In a ghost-focused episode for his podcast The Infinite Monkey Cage, Cox said there is no basis for the existence of ghosts. If at all they ever existed, CERN's Large Hadron Collider would have certainly detected them.
Cox, also a well-known presenter of science programs, said there is always a high curiosity about ghosts as the question lingers whether spirits of people can live in the world even after the body's death.
The British physicist said such an afterlife is impossible as spirits would have been detected by the LHC, whose superconducting magnets and accelerators fling millions of particles at high speeds and can comprehend all the mysteries and properties of the universe.

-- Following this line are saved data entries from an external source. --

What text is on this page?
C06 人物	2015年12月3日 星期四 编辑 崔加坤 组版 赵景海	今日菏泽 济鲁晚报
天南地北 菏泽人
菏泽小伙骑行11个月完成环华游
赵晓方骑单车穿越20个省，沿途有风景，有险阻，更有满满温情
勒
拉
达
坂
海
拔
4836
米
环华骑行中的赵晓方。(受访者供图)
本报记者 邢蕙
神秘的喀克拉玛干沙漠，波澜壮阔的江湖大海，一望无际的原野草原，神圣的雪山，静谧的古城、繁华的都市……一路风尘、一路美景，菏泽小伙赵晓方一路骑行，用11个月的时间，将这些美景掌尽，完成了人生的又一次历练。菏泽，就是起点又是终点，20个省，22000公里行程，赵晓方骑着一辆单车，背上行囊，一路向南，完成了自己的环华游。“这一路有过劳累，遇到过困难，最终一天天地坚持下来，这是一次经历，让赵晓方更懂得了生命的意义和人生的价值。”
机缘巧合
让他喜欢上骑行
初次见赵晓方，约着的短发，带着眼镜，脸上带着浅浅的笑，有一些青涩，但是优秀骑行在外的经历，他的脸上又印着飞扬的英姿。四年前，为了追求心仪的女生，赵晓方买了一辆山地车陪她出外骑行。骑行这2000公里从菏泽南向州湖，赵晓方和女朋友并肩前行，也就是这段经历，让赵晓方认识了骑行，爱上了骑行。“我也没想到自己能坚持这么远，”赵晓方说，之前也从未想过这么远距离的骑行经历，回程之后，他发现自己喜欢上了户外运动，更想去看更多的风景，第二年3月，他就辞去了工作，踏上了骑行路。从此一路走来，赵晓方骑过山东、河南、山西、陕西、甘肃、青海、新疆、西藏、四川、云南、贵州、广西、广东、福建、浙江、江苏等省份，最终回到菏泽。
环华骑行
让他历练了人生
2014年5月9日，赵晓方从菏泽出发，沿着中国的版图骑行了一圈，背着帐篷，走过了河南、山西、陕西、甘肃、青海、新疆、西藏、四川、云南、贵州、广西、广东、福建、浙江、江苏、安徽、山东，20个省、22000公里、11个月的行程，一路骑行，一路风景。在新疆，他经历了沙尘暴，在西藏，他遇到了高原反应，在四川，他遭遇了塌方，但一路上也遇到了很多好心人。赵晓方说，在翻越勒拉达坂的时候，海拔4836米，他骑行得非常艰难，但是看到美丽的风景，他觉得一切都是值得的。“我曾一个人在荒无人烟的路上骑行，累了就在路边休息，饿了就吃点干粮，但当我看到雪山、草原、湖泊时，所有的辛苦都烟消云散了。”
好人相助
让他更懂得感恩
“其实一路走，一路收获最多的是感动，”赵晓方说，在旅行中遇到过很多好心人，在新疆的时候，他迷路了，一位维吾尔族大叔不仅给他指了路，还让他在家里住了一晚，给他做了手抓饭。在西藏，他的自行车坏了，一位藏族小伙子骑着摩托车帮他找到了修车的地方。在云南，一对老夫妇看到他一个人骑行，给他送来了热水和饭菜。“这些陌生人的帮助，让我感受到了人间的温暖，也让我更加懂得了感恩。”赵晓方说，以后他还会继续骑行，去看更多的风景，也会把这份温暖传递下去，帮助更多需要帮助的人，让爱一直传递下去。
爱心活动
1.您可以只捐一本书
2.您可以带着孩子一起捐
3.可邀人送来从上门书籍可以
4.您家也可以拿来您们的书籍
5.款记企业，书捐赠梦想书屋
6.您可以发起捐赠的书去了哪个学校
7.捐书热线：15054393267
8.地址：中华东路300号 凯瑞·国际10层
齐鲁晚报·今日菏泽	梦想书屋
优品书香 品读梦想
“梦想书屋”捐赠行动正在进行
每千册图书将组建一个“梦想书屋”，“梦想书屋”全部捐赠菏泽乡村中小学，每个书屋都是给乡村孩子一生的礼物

Thanks to the LHC, scientists understand the behavior and interaction of elementary particles and how the world is composed of particles. The LHC data has been rendering valuable information on the decay of particles in addition to providing leads on new particles.
However, in all these high-value data nowhere there was never any clue or proof about the existence of ghosts.
Insisting on the existence of paranormal beings would amount to inventing an extension to the Standard Model of Particle Physics or skipping detection from the LHC.
That is inconceivable considering the energy scales typical of the particle interactions in human bodies, Cox added.
No Spooky Energy
Cox defended his arguments by noting that ghosts per se are not composed of matter but must be all energy. According to the second law of thermodynamics, any energy form is subject to dissipation upon heating.
If something escapes dissipation, the only reason must be ghosts drawing some "spooky energy" of their own. Such a possibility is not logical in the light of the standard model of physics or the results obtained from particle accelerator experiments.
"If we want some sort of pattern that carries information about our living cells to persist then we must specify precisely what medium carries that pattern and how it interacts with the matter particles out of which our bodies are made," said Cox.
He also told a questioner that the European Council for Nuclear Research has already disproved the existence of ghosts.
Meanwhile, the LHC located in the safe environs of the Franco-Swiss border has state-of-the-art robots managing its upkeep and security.
The high security is in line with the scale of the LHC, which emits protons through 2,000-odd magnets at an average rate of 11,000 times a second.
The tunnel where the LHC is housed has restricted access for human visitors. There are 120 tons of liquid helium kept at 1.9 Kelvin, according to Ron Suykerbuyk, a staffer at the LHC.
The helium storage is meant for cooling and keeping the electromagnets in the superconducting state as the wires carry 13,000 amps of electric current.
The underground access is strictly regulated when the cryogenic systems are on.
The CERN is looked after around the clock by the Train Inspection Monorail or TIM whose wagons, cameras, and sensors slide through the LHC tunnel's ceiling.
Two TIM robots are currently handling the surveillance by mounting patrol on LHC quadrants and keeping operators in readiness to access any part of the tunnel that is spread across 17 miles.
The TIM patrolling is further monitored by an automated eye that watches for any changes in the tunnel and radiation signals. Metrics of temperature, oxygen, and cellphone reception are taken care of by sensors.
"In addition to performing environmental measurements, TIM is a safety system which can be the eyes and ears for members of the CERN Fire Brigade and operations team," said Mario Di Castro, who heads CERN's robotics team.
In addition to the TIM, there are also tele-operated robots run by CERN to scan troublesome areas.